Land Rover

The new Jaguar XE has to be a big hit. Can marketing help it hit harder?

By Alastair Duncan

October 16, 2014 | 6 min read

The newly launched Jaguar XE needs to prove a big hit if it is to wipe away memories of the underwhelming X-Type sedan of the early 2000s. Alastair Duncan, strategy director at The Auto Network, takes a look under the bonnet of the British car brand’s newest launch, asking whether marketing can help it hit harder in a sector dominated by the Germans.

Jaguar XE

The new Jaguar XE

Jaguar. The swinging 60s. E-Type. Le Mans. Politely sublime advertising summed up in the famous line ‘Grace, Pace and Space’. As the brand launches its latest model into a sector dominated by German manufacturers, how big a role will marketing play in its success?

As Simon McBride, editor of car review site Motortorque, points out, the XE is “possibly the most important car the maker has ever built”.

“Up against the BMW 3 Series, the Mercedes C Class and the Audi A4, the XE is right in the heart of company car territory,” he writes. And Jaguar has been down that rocky road before.

The X-Type, launched at the turn of the century ‘for a new generation’, only proved popular with the previous one. Little effort went in to acquiring new customers, and no amount of marketing fluff hides poor product for long. When the car market crashed in 2008, Jaguar fell the furthest.

It’s different today. Owned by Tata, the Indian conglomerate brings apparently limitless investment and a care for great British brands. New product, helped by £1.5bn of new engineering, competes where Ford’s previous Mondeo ‘parts bin’ approach struggled. Smart German management, schooled by BMW and Porsche, is in charge.

“The XE is unbelievably important,” Jaguar Land Rover’s CEO Dr Ralf Speth told reporters at the XE launch at Earls Court in London. “We’ll have an opportunity to bring younger customers, to bring female customers into the range of Jaguar.”

It’s a big task. Research firm IHS Automotive indicates Jaguar could triple sales to 230,000 units by 2018. Jaguar really wants a chunk of BMW’s two million annual sales lunch.

Simon Binns, managing director of Jaguar’s agency Spark44, agrees. “The XE is for the 35-50 professional market and has to bring new customers into the brand, most of whom will never have driven a Jaguar before.”

Many of these will be company car drivers, looking through a lens of tight pricing and tax brackets where Jaguar claims it will compete. But people still need to want to drive one, which is where marketing comes in.

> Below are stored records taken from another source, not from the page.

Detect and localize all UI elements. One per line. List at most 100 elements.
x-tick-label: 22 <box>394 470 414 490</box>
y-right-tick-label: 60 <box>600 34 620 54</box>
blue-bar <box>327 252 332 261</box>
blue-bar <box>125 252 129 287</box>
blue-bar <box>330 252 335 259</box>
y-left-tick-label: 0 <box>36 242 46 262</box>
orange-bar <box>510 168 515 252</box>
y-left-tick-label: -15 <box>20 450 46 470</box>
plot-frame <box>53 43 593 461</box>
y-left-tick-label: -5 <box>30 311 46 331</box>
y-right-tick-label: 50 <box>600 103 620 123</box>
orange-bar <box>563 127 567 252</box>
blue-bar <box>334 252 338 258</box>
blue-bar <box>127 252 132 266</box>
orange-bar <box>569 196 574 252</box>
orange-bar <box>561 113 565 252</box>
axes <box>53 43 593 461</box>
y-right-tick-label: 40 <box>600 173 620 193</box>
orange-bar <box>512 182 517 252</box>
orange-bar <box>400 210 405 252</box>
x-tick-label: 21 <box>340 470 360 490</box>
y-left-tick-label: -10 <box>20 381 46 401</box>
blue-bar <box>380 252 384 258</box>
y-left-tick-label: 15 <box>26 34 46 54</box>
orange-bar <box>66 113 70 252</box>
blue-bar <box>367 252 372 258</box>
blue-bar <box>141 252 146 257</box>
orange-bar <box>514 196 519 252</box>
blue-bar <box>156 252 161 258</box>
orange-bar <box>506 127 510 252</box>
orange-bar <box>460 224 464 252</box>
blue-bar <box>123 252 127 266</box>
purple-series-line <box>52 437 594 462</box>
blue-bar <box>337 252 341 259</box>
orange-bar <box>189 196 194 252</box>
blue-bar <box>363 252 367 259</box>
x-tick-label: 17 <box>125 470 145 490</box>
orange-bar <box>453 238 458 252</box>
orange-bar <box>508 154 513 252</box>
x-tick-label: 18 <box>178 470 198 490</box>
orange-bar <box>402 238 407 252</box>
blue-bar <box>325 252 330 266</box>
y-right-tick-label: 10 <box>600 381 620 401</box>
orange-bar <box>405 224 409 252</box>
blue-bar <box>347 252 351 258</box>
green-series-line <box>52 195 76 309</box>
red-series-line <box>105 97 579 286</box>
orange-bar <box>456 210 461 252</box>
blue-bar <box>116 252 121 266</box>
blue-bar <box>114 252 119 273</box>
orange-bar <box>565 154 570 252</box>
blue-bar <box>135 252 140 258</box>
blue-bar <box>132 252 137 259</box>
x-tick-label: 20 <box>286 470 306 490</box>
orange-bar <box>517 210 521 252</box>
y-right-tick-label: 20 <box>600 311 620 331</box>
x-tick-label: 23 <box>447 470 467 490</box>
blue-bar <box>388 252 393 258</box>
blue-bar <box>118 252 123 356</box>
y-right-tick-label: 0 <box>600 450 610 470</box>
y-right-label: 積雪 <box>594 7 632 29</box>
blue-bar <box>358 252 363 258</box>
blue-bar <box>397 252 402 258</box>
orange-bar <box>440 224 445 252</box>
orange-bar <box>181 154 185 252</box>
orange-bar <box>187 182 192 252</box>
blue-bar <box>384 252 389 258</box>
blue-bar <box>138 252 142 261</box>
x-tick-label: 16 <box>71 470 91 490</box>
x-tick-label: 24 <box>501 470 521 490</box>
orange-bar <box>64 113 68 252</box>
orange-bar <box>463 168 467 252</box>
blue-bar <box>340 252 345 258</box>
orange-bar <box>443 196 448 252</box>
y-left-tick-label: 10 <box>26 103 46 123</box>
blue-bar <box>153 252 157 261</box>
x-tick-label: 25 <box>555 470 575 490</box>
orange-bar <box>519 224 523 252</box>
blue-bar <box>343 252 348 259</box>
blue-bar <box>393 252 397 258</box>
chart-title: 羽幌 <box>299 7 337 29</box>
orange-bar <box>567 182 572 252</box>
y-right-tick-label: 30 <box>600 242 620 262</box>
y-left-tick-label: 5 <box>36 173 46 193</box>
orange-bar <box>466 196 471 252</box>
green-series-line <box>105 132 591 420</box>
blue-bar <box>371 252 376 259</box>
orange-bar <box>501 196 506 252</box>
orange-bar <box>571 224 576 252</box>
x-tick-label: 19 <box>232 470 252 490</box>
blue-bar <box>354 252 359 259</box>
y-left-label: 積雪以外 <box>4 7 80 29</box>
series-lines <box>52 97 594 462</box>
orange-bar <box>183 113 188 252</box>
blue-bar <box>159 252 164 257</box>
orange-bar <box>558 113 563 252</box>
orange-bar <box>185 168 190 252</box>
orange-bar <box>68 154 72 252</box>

Jaguar is certainly more visible. The latest TV execution features slick British film baddies with an edge. There’s an Invictus Games Instagram feed. Kaiser Chiefs (named after a South African football team, in case you were wondering about more German metaphors) played at Earls Court to 3,000 VIPs. Stella McCartney does a makeover. Plenty of strong messages going on, but it all feels like it needs a sequel to explain more, and a global brand needs a global story.

According to Binns, there is good news. “We are building curiosity around the new model and there is a lot more to come to support the brand.”

It’ll have to. BMW, Audi and Mercedes outspend Jaguar at every turn with consistent stories and executional excellence. Major shifts in strategy are handled carefully.

BMW took several years to change its brand direction. Previously its advertising never featured people as its perfect machines were, well, perfect. As consumer tastes shifted and the range expanded, it needed to build up the idea of the brand as a joyful experience beyond the quality object embodied in the ‘Ultimate Driving Machine’ line. This meant showing people. Today BMW even has videos of people on its website test-driving electric cars. But the underlying message is the same.

If Jaguar wants to attract customers who haven’t considered the brand before, it’ll also have to become sophisticated in promoting trial at retail, where every test driver is a potential advocate. All car dealers ever want for Christmas is a steady flow of leads. BMW, for example, does this extremely well, appreciating people visit its website in droves for pictures, and a myriad of other sources to see what cars cost. CapGemini reports 43 per cent of car buyers use third party sites for prices, often bypassing the official web sites.

Finally, great product stories should drive the PR machine. Last year, the long awaited F-Type won over enthusiasts. Even Germany’s leading car magazine Auto Bild voted it the equivalent of Car of the Year. This is tanks on lawn stuff, given the utter dominance of German premium car marques in their home market.

As Simon McBride says, “Globally the answer is yes. Jaguar has played it safe with design and in this sector that is a win-win scenario. With a fuel efficient engine range and emissions making certain versions tax free, already, the figures make for good reading.”

Jaguar is alive and kicking.

Alastair Duncan is strategy director at automotive lead generation business The Auto Network. Previous to this he helped set up the BBC’s first interactive TV network, founded Zentropy Partners, built MRM into a £20m business for Interpublic and established Jaguar Land Rover‘s brand agency Spark44.